Smith quickly makes friends with a nurse named Gillian and her journalist boyfriend Ben Caxton. A daring escape follows and the majority of the novel focuses on Smith's relationship with Jubal Harshaw, a writer/doctor/lawyer who offers the Martian asylum. Harshaw has three secretaries (a blonde, a brunette, and a redhead) who work in tandem to satisfy his professional needs - the blatant sexism here (perhaps seen as charming when the book was published in the early '60s) definitely pulled me out of the narrative repeatedly, reminding me that when reading any fiction it's important to keep in mind the context in which the story was written.

The book itself was a touchstone for American counter-culture in the sixties and introduced the concept of "Grok" meaning a sort of total understanding of another, and even introduced the waterbed in concept.

A compelling read, but historical context is key to making it through.

Wednesday, June 7, 2017

Movie Review: Alien Covenant

Here's the thing with prequels: I'm actually pretty hard pressed to think of any that I loved more than the original - in fact, it may be fair to say:

You should see any movie that later had a prequel made, as for the prequel, it's kind of up to you.

Now, as my wife quickly pointed out to me, Indiana Jones and the Temple of Doom and The Good, The Bad, and The Ugly are both technically prequels, as they occur before the earlier film that introduced the main character - so maybe take my earlier statement as a guideline rather than a hard and fast rule.

Ridley Scott's Alien: Covenant is both a sequel to the 2012 film Prometheus and a prequel to the Alien Franchise. The film follows the crew of the Covenant, a ship bringing two thousand cryosleeping colonists to a new world who, after a solar flare accident, find a signal coming from a nearby world and decide to investigate it. As with more and more genre films these days, the production company released a number of crew videos and even a short bridging film connecting Alien: Covenant directly to Prometheus ahead of the films release. At this point I haven't seen any of those, preferring to watch and review the film on its own merits.

The action is pretty great, the creatures are terrifying and the crew does a nice job of portraying space truckers. I left the film quite impressed with how it was all put together, but a week later, and I'm feeling a little confused as to my current state. On the one hand, as a fan of the original film, I'm happy to revisit a world I've enjoyed a number of times, on the other hand, much of this film felt either like a retread or giving too much backstory to a creature that should remain mysterious. I will say that I was interested enough to see if there was a novelization (there is) and to add it to my used-bookstore wish list.

After all, an examination of the Alien franchise could be an October theme month some year.

Sunday, May 28, 2017

Book Review: Planet of the Apes

For me, the 1968 film Planet of the Apes exists almost as long as my childhood memories of science fiction, along with shows like Mork & Mindy, Star Wars, and Star Trek the story of an astronaut trapped on a planet inhabited by intelligent apes seemed to always exist in my understanding of space-based stories.
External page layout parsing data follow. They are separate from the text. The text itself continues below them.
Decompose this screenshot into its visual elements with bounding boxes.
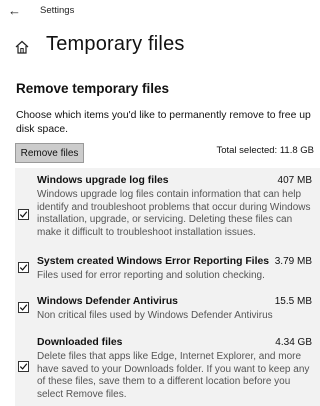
- list-item-downloaded-files[interactable]: Downloaded files 4.34 GB Delete files th…: [15, 337, 320, 405]
- temporary-files-list: Windows upgrade log files 407 MB Windows…: [15, 168, 320, 406]
- list-item-windows-upgrade-log-files[interactable]: Windows upgrade log files 407 MB Windows…: [15, 175, 320, 253]
- item-size: 3.79 MB: [274, 256, 312, 267]
- list-item-windows-defender-antivirus[interactable]: Windows Defender Antivirus 15.5 MB Non c…: [15, 296, 320, 326]
- item-description: Windows upgrade log files contain inform…: [37, 189, 311, 238]
- back-arrow-icon[interactable]: ←: [8, 3, 24, 19]
- checkbox-downloaded-files[interactable]: [18, 361, 29, 372]
- page-title: Temporary files: [46, 33, 185, 55]
- item-description: Non critical files used by Windows Defen…: [37, 310, 273, 321]
- item-name: Downloaded files: [37, 337, 123, 348]
- item-name: Windows upgrade log files: [37, 175, 169, 186]
- total-selected: Total selected: 11.8 GB: [216, 145, 314, 156]
- item-name: Windows Defender Antivirus: [37, 296, 178, 307]
- section-description: Choose which items you'd like to permane…: [16, 110, 311, 135]
- item-description: Delete files that apps like Edge, Intern…: [37, 351, 310, 400]
- checkmark-icon: [19, 264, 28, 271]
- home-icon[interactable]: [14, 39, 30, 55]
- item-size: 15.5 MB: [274, 296, 312, 307]
- checkmark-icon: [19, 363, 28, 370]
- item-name: System created Windows Error Reporting F…: [37, 256, 270, 267]
- checkbox-windows-upgrade-log-files[interactable]: [18, 209, 29, 220]
- checkmark-icon: [19, 211, 28, 218]
- item-size: 4.34 GB: [275, 337, 312, 348]
- checkbox-windows-defender-antivirus[interactable]: [18, 302, 29, 313]
- section-heading: Remove temporary files: [16, 81, 170, 96]
- title-bar: ← Settings: [0, 0, 320, 24]
- item-description: Files used for error reporting and solut…: [37, 270, 265, 281]
- checkbox-system-error-reporting-files[interactable]: [18, 262, 29, 273]
- list-item-system-error-reporting-files[interactable]: System created Windows Error Reporting F…: [15, 256, 320, 286]
- checkmark-icon: [19, 304, 28, 311]
- item-size: 407 MB: [277, 175, 312, 186]
- remove-files-button[interactable]: Remove files: [15, 143, 84, 163]
- app-title: Settings: [40, 5, 75, 16]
Over the years I've seen the original film, the sequels, the remakes and the toys, so when a friend suggested we read the original French novel by Pierre Boulle, I was definitely intrigued. The novel follows a journalist named Ulysse Mérou, who in 2050 joins a spaceships crew to explore planets in the Betelgeuse star system. Here they find a planet inhabited by intelligent great apes, where humans exists, but as a wild animal rather than a dominant species.

There are a couple big changes from the film including the fact that the apes speak their own language, and the protagonist ends up spending much of his time learning it. I can definitely see why the film went with having them speak English, but this made for a much more interesting story. The story ends differently than the film and does have significantly more focus on the loneliness and isolation felt by Ulysse.

A really intriguing read and one I'm glad I got the chance to experience.